Dans Rover Red Charlie, l’autre façon de représenter fidèlement le côté canin mais également le règne animal, on la doit aux dessins de Michael Dipascale (Hero Worship, Crossed). Le dessinateur américain propose une véritable animation des chiens notamment au niveau des expressions des visages. Pas question d’en faire des superhéros ou des chiens gonflés à la testostérone aux proportions d’un niveau 10 sur l’échelle ouverte de Rob Liefeld. Nous sommes pratiquement en face d’une leçon de chose tant le côté naturiste ressort de l’approche de Michael Dipascale. Et puis, même si cela peut être contesté, il ne force pas sur les décors, les chiens ont la vedette. Leurs mouvements prennent ainsi plus de valeurs et d’expressions. Le choix de couleurs dans des tons lorgnant sur des pastels se révèle également très efficace notamment pour le contraste autour de la fourrure des chiens. Cette colorisation joue également pour beaucoup dans l’appréciation de Rover Red Charlie et la compréhension d’un final assez optimiste, surprenant pour un auteur comme Garth Ennis.

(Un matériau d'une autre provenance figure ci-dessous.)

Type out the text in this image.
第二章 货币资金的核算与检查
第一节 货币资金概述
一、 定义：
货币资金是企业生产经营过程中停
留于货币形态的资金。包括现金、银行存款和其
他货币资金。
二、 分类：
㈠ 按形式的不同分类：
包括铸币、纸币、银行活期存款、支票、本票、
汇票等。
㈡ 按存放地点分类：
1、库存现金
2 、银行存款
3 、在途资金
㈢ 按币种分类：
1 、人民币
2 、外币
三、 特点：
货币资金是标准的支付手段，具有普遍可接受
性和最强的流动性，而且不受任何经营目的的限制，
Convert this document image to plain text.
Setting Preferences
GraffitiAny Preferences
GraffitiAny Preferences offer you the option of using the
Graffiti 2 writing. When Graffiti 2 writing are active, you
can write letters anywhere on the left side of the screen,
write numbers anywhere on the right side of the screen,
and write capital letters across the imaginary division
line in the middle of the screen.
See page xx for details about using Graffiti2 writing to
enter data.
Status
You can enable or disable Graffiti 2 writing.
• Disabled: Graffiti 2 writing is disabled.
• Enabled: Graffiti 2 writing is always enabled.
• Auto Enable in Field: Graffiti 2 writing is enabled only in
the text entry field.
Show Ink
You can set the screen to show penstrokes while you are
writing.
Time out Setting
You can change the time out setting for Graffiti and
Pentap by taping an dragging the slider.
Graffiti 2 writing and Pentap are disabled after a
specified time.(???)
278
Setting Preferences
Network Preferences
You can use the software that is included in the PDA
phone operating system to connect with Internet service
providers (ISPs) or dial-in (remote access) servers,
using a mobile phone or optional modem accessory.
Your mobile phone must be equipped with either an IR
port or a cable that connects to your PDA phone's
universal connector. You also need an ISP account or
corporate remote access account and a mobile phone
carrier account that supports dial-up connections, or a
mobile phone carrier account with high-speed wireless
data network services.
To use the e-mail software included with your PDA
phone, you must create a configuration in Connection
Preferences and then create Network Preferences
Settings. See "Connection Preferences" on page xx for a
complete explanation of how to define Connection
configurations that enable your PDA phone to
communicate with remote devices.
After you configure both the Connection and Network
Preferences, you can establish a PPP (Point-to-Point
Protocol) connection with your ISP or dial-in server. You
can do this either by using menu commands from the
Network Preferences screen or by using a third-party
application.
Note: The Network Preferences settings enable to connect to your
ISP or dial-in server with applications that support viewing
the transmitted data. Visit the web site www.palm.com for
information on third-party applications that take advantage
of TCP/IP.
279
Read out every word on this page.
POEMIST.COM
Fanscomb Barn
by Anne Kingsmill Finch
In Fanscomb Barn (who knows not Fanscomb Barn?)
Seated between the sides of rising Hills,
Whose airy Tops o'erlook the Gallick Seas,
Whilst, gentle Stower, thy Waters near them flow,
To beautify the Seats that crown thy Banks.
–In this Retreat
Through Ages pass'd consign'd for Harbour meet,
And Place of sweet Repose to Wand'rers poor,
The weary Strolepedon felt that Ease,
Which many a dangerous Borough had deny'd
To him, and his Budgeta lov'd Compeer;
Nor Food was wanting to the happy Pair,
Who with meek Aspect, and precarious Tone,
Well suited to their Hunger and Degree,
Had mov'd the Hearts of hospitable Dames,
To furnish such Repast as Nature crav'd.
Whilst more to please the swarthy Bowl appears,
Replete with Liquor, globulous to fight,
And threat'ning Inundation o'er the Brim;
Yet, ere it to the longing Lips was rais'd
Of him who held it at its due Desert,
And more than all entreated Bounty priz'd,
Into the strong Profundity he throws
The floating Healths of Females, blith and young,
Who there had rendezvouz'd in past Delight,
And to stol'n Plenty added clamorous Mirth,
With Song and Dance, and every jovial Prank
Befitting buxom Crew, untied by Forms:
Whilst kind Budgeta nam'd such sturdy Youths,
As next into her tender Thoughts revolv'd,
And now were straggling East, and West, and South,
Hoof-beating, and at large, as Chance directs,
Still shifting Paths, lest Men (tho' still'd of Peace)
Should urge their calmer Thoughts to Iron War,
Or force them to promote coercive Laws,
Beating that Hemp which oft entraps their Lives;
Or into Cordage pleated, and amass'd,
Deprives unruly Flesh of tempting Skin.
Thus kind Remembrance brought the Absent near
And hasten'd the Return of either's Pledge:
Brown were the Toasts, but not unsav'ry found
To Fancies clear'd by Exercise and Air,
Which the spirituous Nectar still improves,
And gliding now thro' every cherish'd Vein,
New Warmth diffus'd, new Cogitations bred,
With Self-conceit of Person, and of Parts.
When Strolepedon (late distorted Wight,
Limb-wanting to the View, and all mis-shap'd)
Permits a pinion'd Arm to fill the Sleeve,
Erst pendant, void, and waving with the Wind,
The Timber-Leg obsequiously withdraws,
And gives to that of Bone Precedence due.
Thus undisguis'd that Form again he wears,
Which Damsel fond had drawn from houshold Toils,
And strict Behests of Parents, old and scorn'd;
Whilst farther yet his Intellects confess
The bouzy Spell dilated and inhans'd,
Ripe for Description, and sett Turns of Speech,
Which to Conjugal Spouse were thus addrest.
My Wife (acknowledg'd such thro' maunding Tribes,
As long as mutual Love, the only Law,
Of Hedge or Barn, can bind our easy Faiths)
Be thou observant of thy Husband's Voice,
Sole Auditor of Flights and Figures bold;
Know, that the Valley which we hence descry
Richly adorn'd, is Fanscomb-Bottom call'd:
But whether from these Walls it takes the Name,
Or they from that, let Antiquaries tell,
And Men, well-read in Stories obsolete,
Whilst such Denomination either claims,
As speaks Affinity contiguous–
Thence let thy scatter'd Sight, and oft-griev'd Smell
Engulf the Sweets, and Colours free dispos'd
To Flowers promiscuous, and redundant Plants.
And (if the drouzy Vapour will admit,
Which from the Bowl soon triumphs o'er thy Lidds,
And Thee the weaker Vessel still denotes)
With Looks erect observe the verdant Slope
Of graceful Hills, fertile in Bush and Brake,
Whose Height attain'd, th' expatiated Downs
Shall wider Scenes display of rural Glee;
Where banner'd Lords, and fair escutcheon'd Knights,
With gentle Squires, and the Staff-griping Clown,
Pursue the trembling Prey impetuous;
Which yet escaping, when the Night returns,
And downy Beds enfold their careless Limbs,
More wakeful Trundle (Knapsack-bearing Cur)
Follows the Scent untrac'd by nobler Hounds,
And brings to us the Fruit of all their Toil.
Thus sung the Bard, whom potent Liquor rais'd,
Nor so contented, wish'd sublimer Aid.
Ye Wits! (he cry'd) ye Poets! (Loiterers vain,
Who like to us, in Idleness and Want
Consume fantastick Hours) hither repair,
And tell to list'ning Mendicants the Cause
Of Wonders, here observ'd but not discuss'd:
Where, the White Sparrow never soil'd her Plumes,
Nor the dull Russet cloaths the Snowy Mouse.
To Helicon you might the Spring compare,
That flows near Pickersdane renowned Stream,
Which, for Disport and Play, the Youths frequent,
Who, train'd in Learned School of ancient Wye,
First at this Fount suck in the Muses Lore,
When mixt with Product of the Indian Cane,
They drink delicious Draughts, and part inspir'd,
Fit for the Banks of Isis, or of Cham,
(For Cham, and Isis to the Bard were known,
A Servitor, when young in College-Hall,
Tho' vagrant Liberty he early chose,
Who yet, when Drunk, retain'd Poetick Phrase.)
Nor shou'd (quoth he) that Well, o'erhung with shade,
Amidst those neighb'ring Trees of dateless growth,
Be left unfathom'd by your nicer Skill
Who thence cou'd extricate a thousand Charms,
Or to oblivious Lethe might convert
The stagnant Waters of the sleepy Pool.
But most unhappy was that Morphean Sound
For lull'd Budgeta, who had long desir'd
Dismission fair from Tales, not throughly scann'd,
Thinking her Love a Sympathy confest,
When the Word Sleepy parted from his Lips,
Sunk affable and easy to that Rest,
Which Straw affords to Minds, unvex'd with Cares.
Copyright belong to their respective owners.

Une édition de qualité signée Komics Initiative
Si j’ai pu lire Rover Red Charlie c’est grâce au succès de la campagne Ulule de Komics Initiative. Mickaël Géreaume continue de diriger de façon surprenante mais pertinente sa maison d’édition démontrant à chaque campagne la possibilité d’un autre modèle. La présente édition de Rover Red Charlie, outre l’intégralité de l’histoire complète avec les 6 numéros, comporte 2 introductions. La 1re est l’œuvre du big boss lui-même, Mickaël Géreaume. Comme il se plait à le signaler, elle en précède une autre, une prose par Alan Moore, qui apporte en 3 pages un véritable éclairage littéraire et cultivé sur le récit à lire. Enfin, porté par le modèle crowfunding, l’album de Rover Red Charlie s’enrichie de multiples bonus. Des entretiens de Michael Dipascale, et Garth Ennis ainsi que l’évolution du travail du dessinateur sur quelques pages du scénario complètent à merveille le récit. Rappelons enfin qu’une nouvelle campagne Ulule de Komics Initiative démarre le 28 avril 2020 à 18 h pour financer la sortie de la suite de Fox-Boy. ■
Rover Red Charlie est un comics publié en France par Komics Initiative. Il comprend Rover Red Charlie n°1 à 6.